Redemptions were concentrated among smaller family offices and smaller institutions in certain non-U.S. regions, not the well-advised high net worth investor. Ninety-five percent of our investor base did not redeem, in addition to meaningful inflows. So it is not a broad-based repudiation of alts in Wealth. On the $125 billion 2028 fundraising target—yes, we have not changed our guidance.

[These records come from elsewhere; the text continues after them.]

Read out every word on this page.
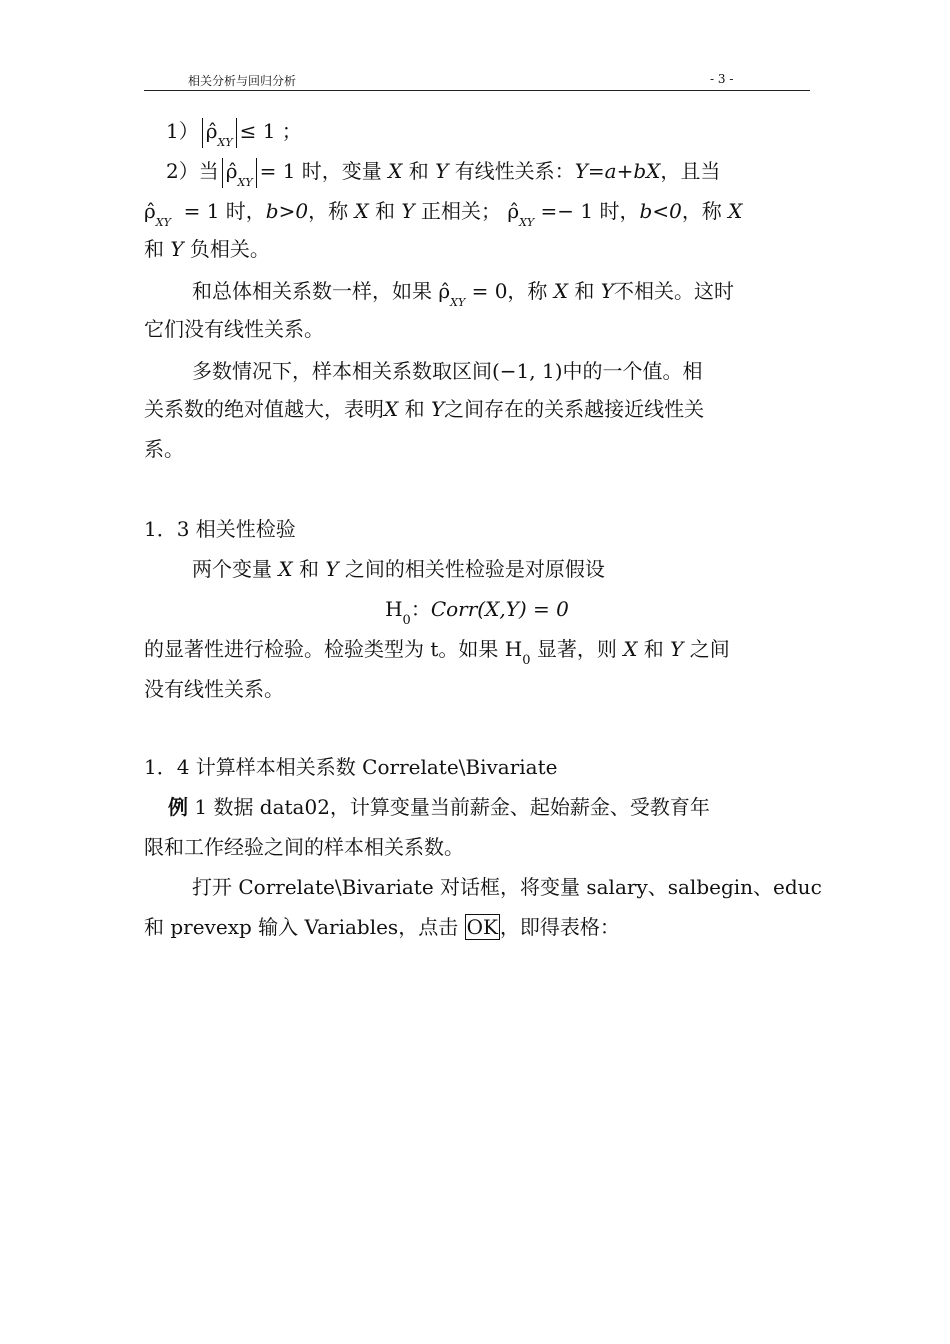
相关分析与回归分析	- 3 -
1） $\rhô_{XY} \le 1$ ；
2）当 $\rhô_{XY} = 1$ 时，变量 X 和 Y 有线性关系：Y=a+bX，且当
$\rhô_{XY} = 1$ 时，b>0，称 X 和 Y 正相关； $\rhô_{XY} =- 1$ 时，b<0，称 X
和 Y 负相关。
和总体相关系数一样，如果 $\rhô_{XY} = 0$，称 X 和 Y不相关。这时
它们没有线性关系。
多数情况下，样本相关系数取区间(−1, 1)中的一个值。相
关系数的绝对值越大，表明X 和 Y之间存在的关系越接近线性关
系。
1．3 相关性检验
两个变量 X 和 Y 之间的相关性检验是对原假设
$H_0$：Corr(X,Y) = 0
的显著性进行检验。检验类型为 t。如果 $H_0$ 显著，则 X 和 Y 之间
没有线性关系。
1．4 计算样本相关系数 Correlate\Bivariate
例 1 数据 data02，计算变量当前薪金、起始薪金、受教育年
限和工作经验之间的样本相关系数。
打开 Correlate\Bivariate 对话框，将变量 salary、salbegin、educ
和 prevexp 输入 Variables，点击 OK ，即得表格：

Operator: We will go next to Michael Patrick Davitt with Autonomous Research.
Michael Patrick Davitt: Good morning. You struck a constructive tone on the direct lending pipeline, but we cannot yet see that in the reported numbers. Can you compare the shadow pipeline you are referencing to historical periods, and when might it begin converting into real announcements?
Michael J. Arougheti: There is a natural lag. Deals closing now have been in process for months. We have a top-down view of transaction flow, and the aggregate pipeline across the firm is at a record level, with direct lending’s pipeline increasing in momentum. We would hope that pulls through. After shocks like the Iran conflict, there is usually a pause as everyone evaluates, then activity resumes once the backdrop is understood. Longer-term catalysts are intact: aging private equity ownership needing resolution via sales or refinancings, a pro-business regulatory backdrop that is constructive for M&A, and a stabilizing rate environment even if not declining as previously expected.
A similar pattern played out last year—pipeline built early, a pause, then reacceleration into a record deployment back half. While we cannot guarantee the exact cadence, the catalysts and weight of capital needing resolution should drive people to the deal table.
Operator: We will go next to William Raymond Katz with TD Cowen.
William Raymond Katz: Thanks for taking the questions. For Jarrod: realizations in Q1 were lighter than expected, though there seems to be strong momentum for the industry. How are you thinking about the realization cadence for the year? And second, given the momentum on FRE margins this year, how should we think about 2027 given the scaling across the platform?
Jarrod Morgan Phillips: Thanks, Bill. Realizations generally follow the transactional backdrop—more activity pulls realizations forward; less activity can extend durations. Our European waterfalls are predominantly from our credit funds, so if duration extends, we continue to earn interest, which increases the accrued balance to be recaptured later in the waterfall. We recently filed an 8-K reiterating our full-year guidance, and there is no change to what we have discussed for next year. Quarter-to-quarter timing can be lumpy because we do not control when a deal is refinanced or a transaction closes, but the nature of our assets means we are not dependent on public market pricing to realize value. On margins, our 0 to 150 basis points annual expansion guidance is purposeful.
As we deploy, we create natural scale. We also want flexibility to invest in opportunities like the data center business, which may be FRE-negative until we launch the fund, then become highly accretive overall and margin accretive. We expect to be well within that 0 to 150 basis points range while staying flexible to pursue attractive investments.
Operator: We will go next to Analyst with RBC Capital Markets.
Analyst: Thanks and good morning. On the secondaries market, it sounds like we are seeing an acceleration this year. You have secondaries across four asset classes and seem well built out. Can you update us on what you are seeing on the ground regarding the acceleration?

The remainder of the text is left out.